At some point, it became clear that family story time was “our thing,” and I started collecting the books that we read on one shelf in our living room. I’m not quite sure of the order, since the presence of series’ will tend to mix everything up, but I think that we’ve read:
- The Mysterious Benedict Society series by Trenton Lee Stewart
- The Incorrigible Children of Ashton Place series by Mary Rose Wood
- How to Train Your Dragon by Cressida Cowell
- The Graveyard Book by Neil Gaiman
- The Girl who Circumnavigated Fairyland in a Ship of her own Making and The Girll who Fell beneath Fairyland and Led the Revels There by Catherynne Valente
- Watership Down by Richard Adams
- Magnus Chase and the Gods of Asgard by Rick Riordan
- and, of course, Harry Potter by J.K. Rowling
In the olden days, I think families gathered around to read together. It takes something that my nerdy family loves, which is READING, and makes it a social activity. We have giggled together at the antics of Lady Constance of Ashton Place; and we have debated around the dinner table the fitness of Stewart’s mind games or Harry’s character as the Chosen One. La Neige has decreed that since we started reading Harry Potter when both she and Harry were in First Year, we read one book a year. This means that we still have the last one to go. We may break with tradition and read two Harry Potter books in one year. This would demonstrate how extremely flexible and fair-minded we are.

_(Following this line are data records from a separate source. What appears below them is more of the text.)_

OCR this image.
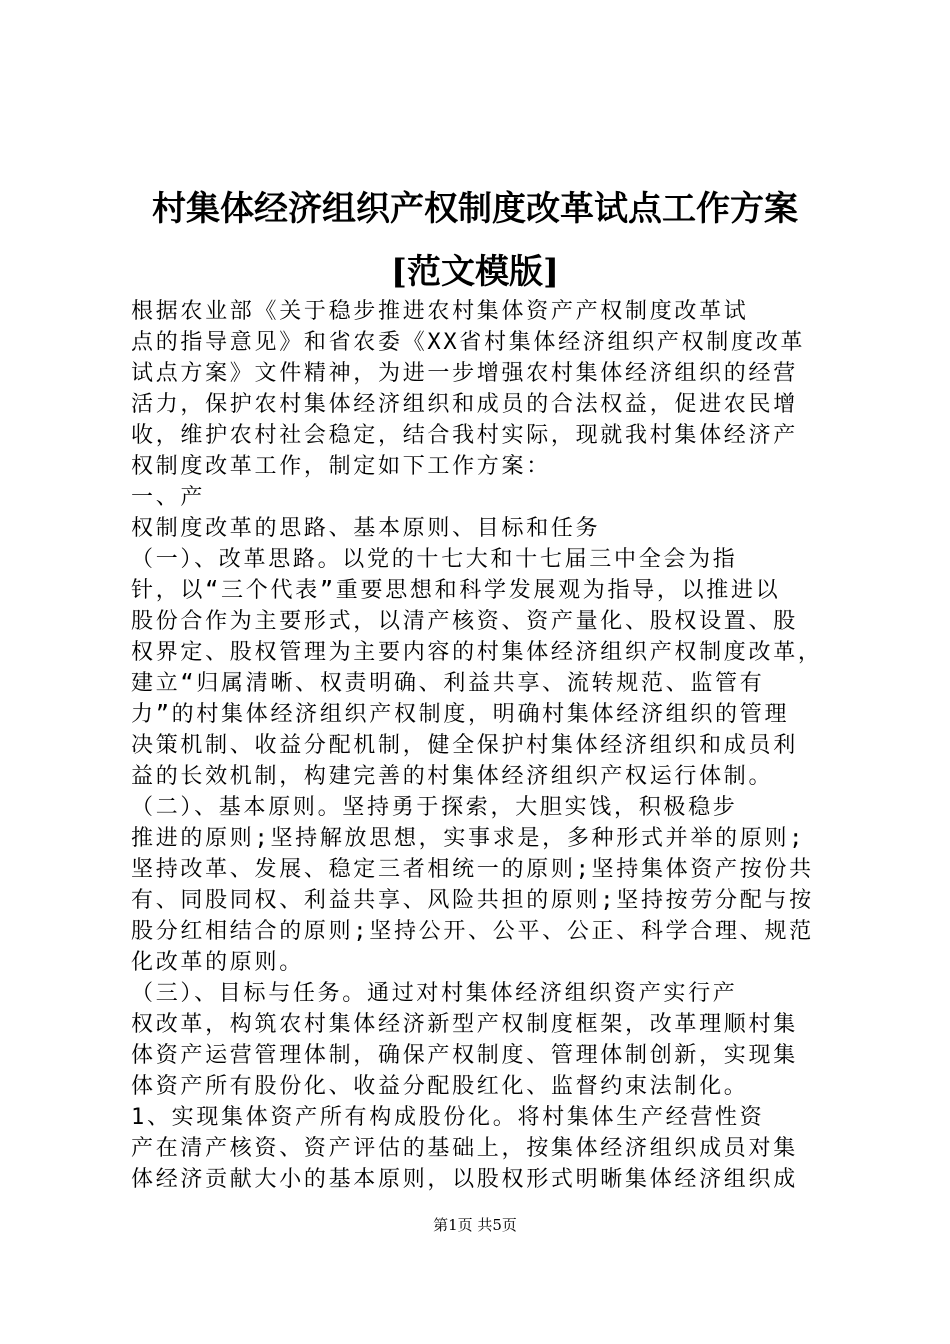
村集体经济组织产权制度改革试点工作方案
[范文模版]
根据农业部《关于稳步推进农村集体资产产权制度改革试
点的指导意见》和省农委《XX省村集体经济组织产权制度改革
试点方案》文件精神，为进一步增强农村集体经济组织的经营
活力，保护农村集体经济组织和成员的合法权益，促进农民增
收，维护农村社会稳定，结合我村实际，现就我村集体经济产
权制度改革工作，制定如下工作方案：
一、产
权制度改革的思路、基本原则、目标和任务
（一）、改革思路。以党的十七大和十七届三中全会为指
针，以“三个代表”重要思想和科学发展观为指导，以推进以
股份合作为主要形式，以清产核资、资产量化、股权设置、股
权界定、股权管理为主要内容的村集体经济组织产权制度改革，
建立“归属清晰、权责明确、利益共享、流转规范、监管有
力”的村集体经济组织产权制度，明确村集体经济组织的管理
决策机制、收益分配机制，健全保护村集体经济组织和成员利
益的长效机制，构建完善的村集体经济组织产权运行体制。
（二）、基本原则。坚持勇于探索，大胆实饯，积极稳步
推进的原则;坚持解放思想，实事求是，多种形式并举的原则;
坚持改革、发展、稳定三者相统一的原则;坚持集体资产按份共
有、同股同权、利益共享、风险共担的原则;坚持按劳分配与按
股分红相结合的原则;坚持公开、公平、公正、科学合理、规范
化改革的原则。
（三）、目标与任务。通过对村集体经济组织资产实行产
权改革，构筑农村集体经济新型产权制度框架，改革理顺村集
体资产运营管理体制，确保产权制度、管理体制创新，实现集
体资产所有股份化、收益分配股红化、监督约束法制化。
1、实现集体资产所有构成股份化。将村集体生产经营性资
产在清产核资、资产评估的基础上，按集体经济组织成员对集
体经济贡献大小的基本原则，以股权形式明晰集体经济组织成
第1页 共5页
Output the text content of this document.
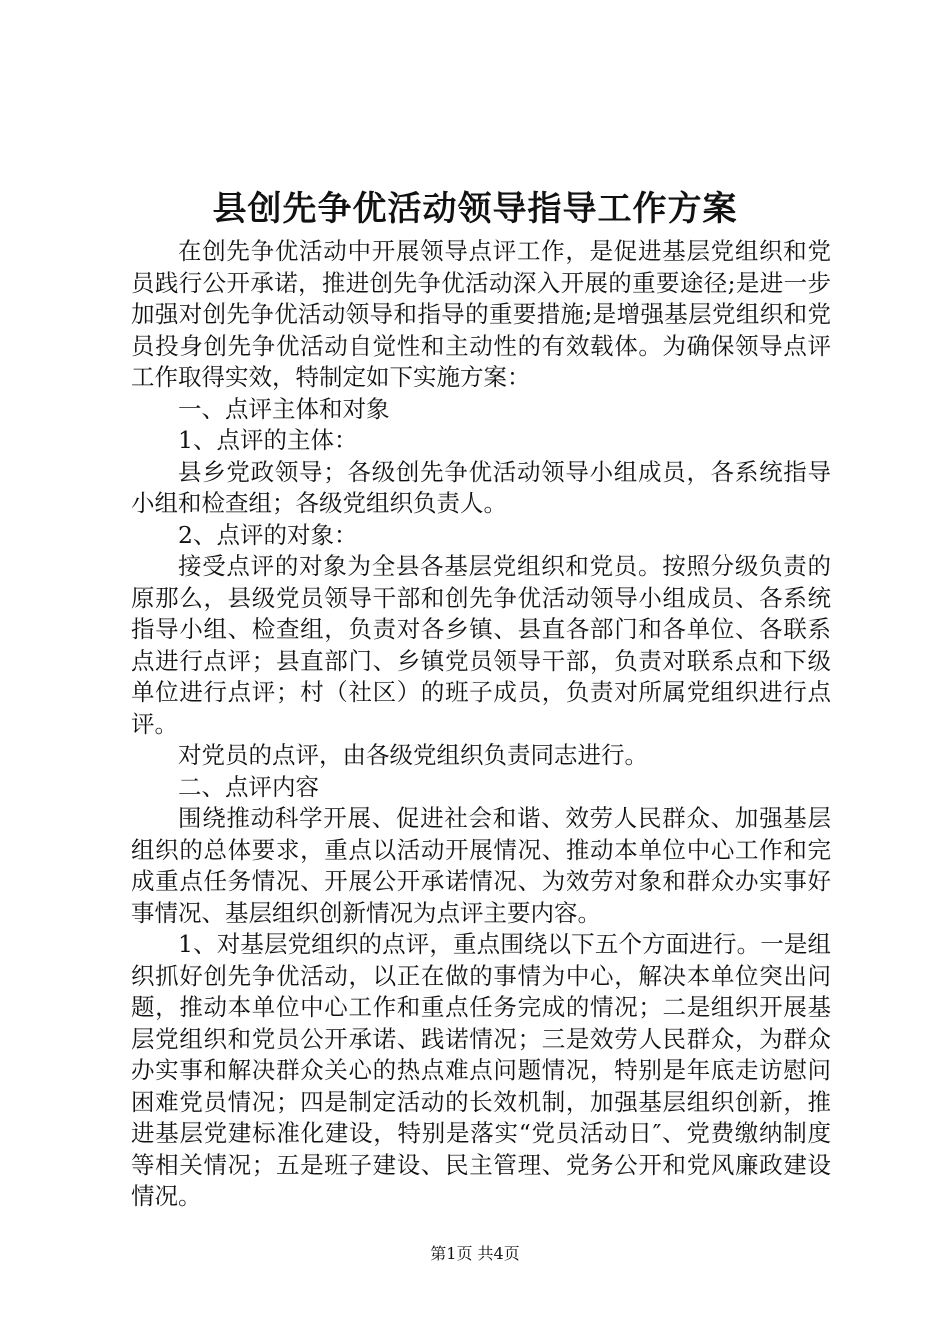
县创先争优活动领导指导工作方案

在创先争优活动中开展领导点评工作，是促进基层党组织和党员践行公开承诺，推进创先争优活动深入开展的重要途径;是进一步加强对创先争优活动领导和指导的重要措施;是增强基层党组织和党员投身创先争优活动自觉性和主动性的有效载体。为确保领导点评工作取得实效，特制定如下实施方案：

一、点评主体和对象

1、点评的主体：

县乡党政领导；各级创先争优活动领导小组成员，各系统指导小组和检查组；各级党组织负责人。

2、点评的对象：

接受点评的对象为全县各基层党组织和党员。按照分级负责的原那么，县级党员领导干部和创先争优活动领导小组成员、各系统指导小组、检查组，负责对各乡镇、县直各部门和各单位、各联系点进行点评；县直部门、乡镇党员领导干部，负责对联系点和下级单位进行点评；村（社区）的班子成员，负责对所属党组织进行点评。

对党员的点评，由各级党组织负责同志进行。

二、点评内容

围绕推动科学开展、促进社会和谐、效劳人民群众、加强基层组织的总体要求，重点以活动开展情况、推动本单位中心工作和完成重点任务情况、开展公开承诺情况、为效劳对象和群众办实事好事情况、基层组织创新情况为点评主要内容。

1、对基层党组织的点评，重点围绕以下五个方面进行。一是组织抓好创先争优活动，以正在做的事情为中心，解决本单位突出问题，推动本单位中心工作和重点任务完成的情况；二是组织开展基层党组织和党员公开承诺、践诺情况；三是效劳人民群众，为群众办实事和解决群众关心的热点难点问题情况，特别是年底走访慰问困难党员情况；四是制定活动的长效机制，加强基层组织创新，推进基层党建标准化建设，特别是落实“党员活动日″、党费缴纳制度等相关情况；五是班子建设、民主管理、党务公开和党风廉政建设情况。

第1页 共4页
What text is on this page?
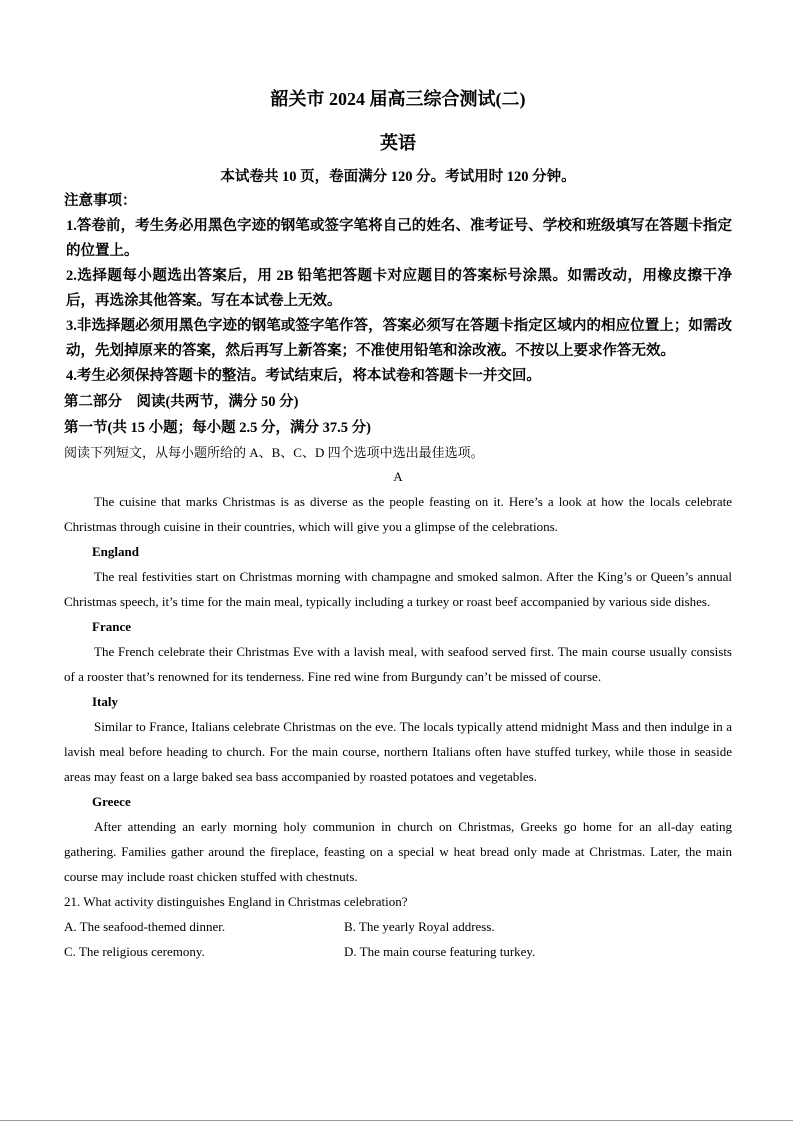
韶关市 2024 届高三综合测试(二)
英语
本试卷共 10 页，卷面满分 120 分。考试用时 120 分钟。
注意事项：
1.答卷前，考生务必用黑色字迹的钢笔或签字笔将自己的姓名、准考证号、学校和班级填写在答题卡指定的位置上。
2.选择题每小题选出答案后，用 2B 铅笔把答题卡对应题目的答案标号涂黑。如需改动，用橡皮擦干净后，再选涂其他答案。写在本试卷上无效。
3.非选择题必须用黑色字迹的钢笔或签字笔作答，答案必须写在答题卡指定区域内的相应位置上；如需改动，先划掉原来的答案，然后再写上新答案；不准使用铅笔和涂改液。不按以上要求作答无效。
4.考生必须保持答题卡的整洁。考试结束后，将本试卷和答题卡一并交回。
第二部分　阅读(共两节，满分 50 分)
第一节(共 15 小题；每小题 2.5 分，满分 37.5 分)
阅读下列短文，从每小题所给的 A、B、C、D 四个选项中选出最佳选项。
A

The cuisine that marks Christmas is as diverse as the people feasting on it. Here’s a look at how the locals celebrate Christmas through cuisine in their countries, which will give you a glimpse of the celebrations.

England

The real festivities start on Christmas morning with champagne and smoked salmon. After the King’s or Queen’s annual Christmas speech, it’s time for the main meal, typically including a turkey or roast beef accompanied by various side dishes.

France

The French celebrate their Christmas Eve with a lavish meal, with seafood served first. The main course usually consists of a rooster that’s renowned for its tenderness. Fine red wine from Burgundy can’t be missed of course.

Italy

Similar to France, Italians celebrate Christmas on the eve. The locals typically attend midnight Mass and then indulge in a lavish meal before heading to church. For the main course, northern Italians often have stuffed turkey, while those in seaside areas may feast on a large baked sea bass accompanied by roasted potatoes and vegetables.

Greece

After attending an early morning holy communion in church on Christmas, Greeks go home for an all-day eating gathering. Families gather around the fireplace, feasting on a special w heat bread only made at Christmas. Later, the main course may include roast chicken stuffed with chestnuts.

21. What activity distinguishes England in Christmas celebration?
A. The seafood-themed dinner.	B. The yearly Royal address.
C. The religious ceremony.	D. The main course featuring turkey.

For a while, The Historian and I would trade the reader role back and forth, but then I got too sick and tired and he did all the reading. Good thing he’s a great reader and has an excellent Hagrid-Scottish accent. I have been known to fall asleep during story time and had to go back and reread the end of Harry Potter and the Half-Blood Prince, but miraculously, the four of us still fit on our compact beige couch.